Psychodiagnostiek

Diagnostiek is een vakkundig proces dat bestaat uit het bewust formuleren en vervolgens beantwoorden van vragen op basis van verzameld bewijs.

De vragen die veeleer geformuleerd en beantwoord worden zijn 1) onderkennende, 2) verklarende en 3) indicerende vragen.

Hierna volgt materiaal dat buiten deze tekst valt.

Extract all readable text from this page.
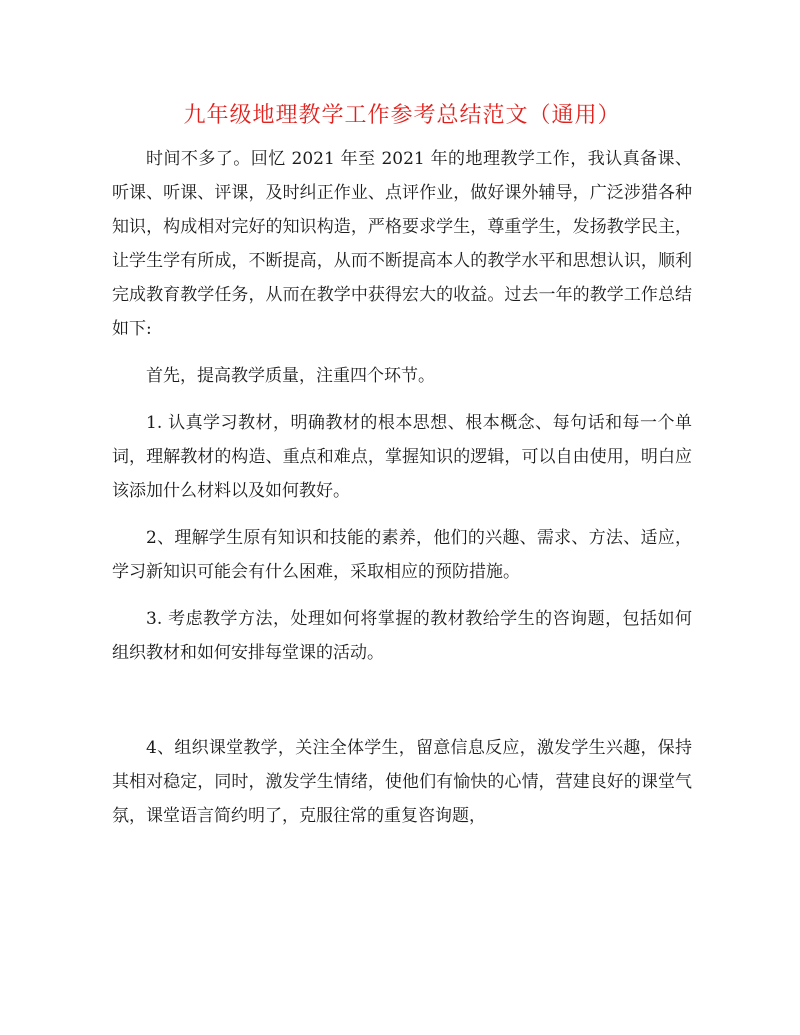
九年级地理教学工作参考总结范文（通用）

时间不多了。回忆 2021 年至 2021 年的地理教学工作，我认真备课、听课、听课、评课，及时纠正作业、点评作业，做好课外辅导，广泛涉猎各种知识，构成相对完好的知识构造，严格要求学生，尊重学生，发扬教学民主，让学生学有所成，不断提高，从而不断提高本人的教学水平和思想认识，顺利完成教育教学任务，从而在教学中获得宏大的收益。过去一年的教学工作总结如下:

首先，提高教学质量，注重四个环节。

1. 认真学习教材，明确教材的根本思想、根本概念、每句话和每一个单词，理解教材的构造、重点和难点，掌握知识的逻辑，可以自由使用，明白应该添加什么材料以及如何教好。

2、理解学生原有知识和技能的素养，他们的兴趣、需求、方法、适应，学习新知识可能会有什么困难，采取相应的预防措施。

3. 考虑教学方法，处理如何将掌握的教材教给学生的咨询题，包括如何组织教材和如何安排每堂课的活动。

4、组织课堂教学，关注全体学生，留意信息反应，激发学生兴趣，保持其相对稳定，同时，激发学生情绪，使他们有愉快的心情，营建良好的课堂气氛，课堂语言简约明了，克服往常的重复咨询题，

Onderkennende vragen zijn vragen in de vorm van “Wat is X?”. Hierbij kan X verschillende klachten betekenen of diagnose(s) waarin een klachtenbeeld kan worden beschreven. Verklarende vragen nemen de vorm aan van “Waardoor komt X of wat zijn de gevolgen van X?”. Hierbij ligt de nadruk op oorzaak-gevolg verbanden die het ontstaan, voortbestaan of opflakkering van klachten zou kunnen verklaren. Tot slot nemen indicerende vragen in het algemeen de vorm aan van “Wat kan helpen met X?”. Dit wordt geformuleerd in de vorm van een advies en vormt de hoofdzakelijke reden om voor diagnostiek te kiezen.

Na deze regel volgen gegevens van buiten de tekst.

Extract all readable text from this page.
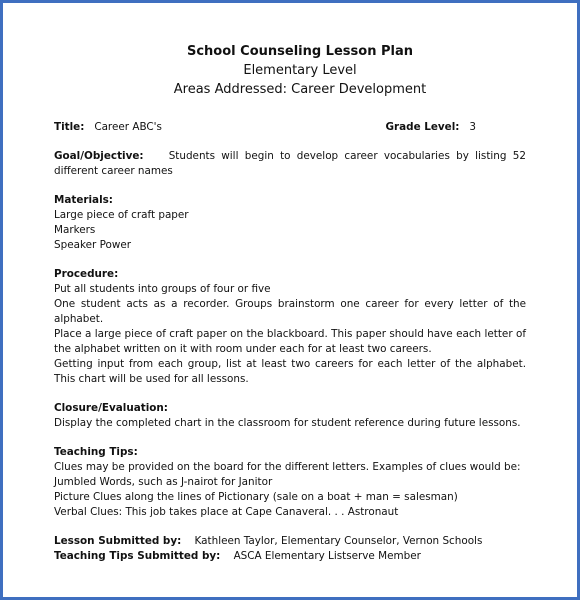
School Counseling Lesson Plan
Elementary Level
Areas Addressed: Career Development
Title: Career ABC's	Grade Level: 3
Goal/Objective: Students will begin to develop career vocabularies by listing 52 different career names
Materials:
Large piece of craft paper
Markers
Speaker Power
Procedure:
Put all students into groups of four or five
One student acts as a recorder. Groups brainstorm one career for every letter of the alphabet.
Place a large piece of craft paper on the blackboard. This paper should have each letter of the alphabet written on it with room under each for at least two careers.
Getting input from each group, list at least two careers for each letter of the alphabet. This chart will be used for all lessons.
Closure/Evaluation:
Display the completed chart in the classroom for student reference during future lessons.
Teaching Tips:
Clues may be provided on the board for the different letters. Examples of clues would be:
Jumbled Words, such as J-nairot for Janitor
Picture Clues along the lines of Pictionary (sale on a boat + man = salesman)
Verbal Clues: This job takes place at Cape Canaveral. . . Astronaut
Lesson Submitted by: Kathleen Taylor, Elementary Counselor, Vernon Schools
Teaching Tips Submitted by: ASCA Elementary Listserve Member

Aan de hand van het verzamelde bewijs gaan we vervolgens de vragen beantwoorden.

Bewijs wordt hierbij verzamelt aan de hand van diagnostische instrumenten. Deze kunnen bestaan uit observatietaken, vaardigheidstaken, psychometrische testen, vragenlijsten en (semi-)gestructureerde interviews. Er bestaan veel verschillende diagnostische instrumenten, wat ook nodig is omdat de menselijke geest enorm complex is met uiteenlopende kracht- en klachtenprofielen. Om deze complexiteit te kunnen omvatten zijn er heel wat instrumenten nodig. De noodzaak om meerdere instrumenten te gebruiken noemt ook wel multi-method diagnostiek. Dit benadrukt ook het feit dat geen één enkel instrument met voldoende zekerheid een psychische stoornis, lees als diagnose, kan vaststellen.

Naast multi-method diagnostiek staat ook nog multi-informant diagnostiek. Veel van de instrumenten die worden gebruikt zijn onderhevig aan hoe een persoon het (dis)functioneren ervaart. Om de invloed van automatische, menselijke denkfouten te verminderen, zoals een negatieve bias, wordt er gestreefd naar het betrekken van meerdere perspectieven binnen het diagnostisch proces.

Ook psychologen zijn mensen en hebben bijgevolg hun eigen automatische, menselijke denkfouten. Om de invloed hiervan te verminderen wordt er gestreefd naar een diagnostisch proces dat van empirische aard is.

Dit wilt zeggen dat het diagnostisch proces wordt opgedeeld in verschillende fases waardoor het diagnostisch proces de vorm krijgt van een traject. Dit traject bestaat uit verschillende fases: 1) informatieverzameling, 2) vraagvorming, 3) instrumentselectie, 4) bewijsverzameling en 5) beantwoorden van vragen. Door deze fases apart te houden wordt de kans verminderd dat de psycholoog automatisch en onbewust oordelen gaat vellen die de uitkomst van het traject onrechtvaardig zou beinvloeden.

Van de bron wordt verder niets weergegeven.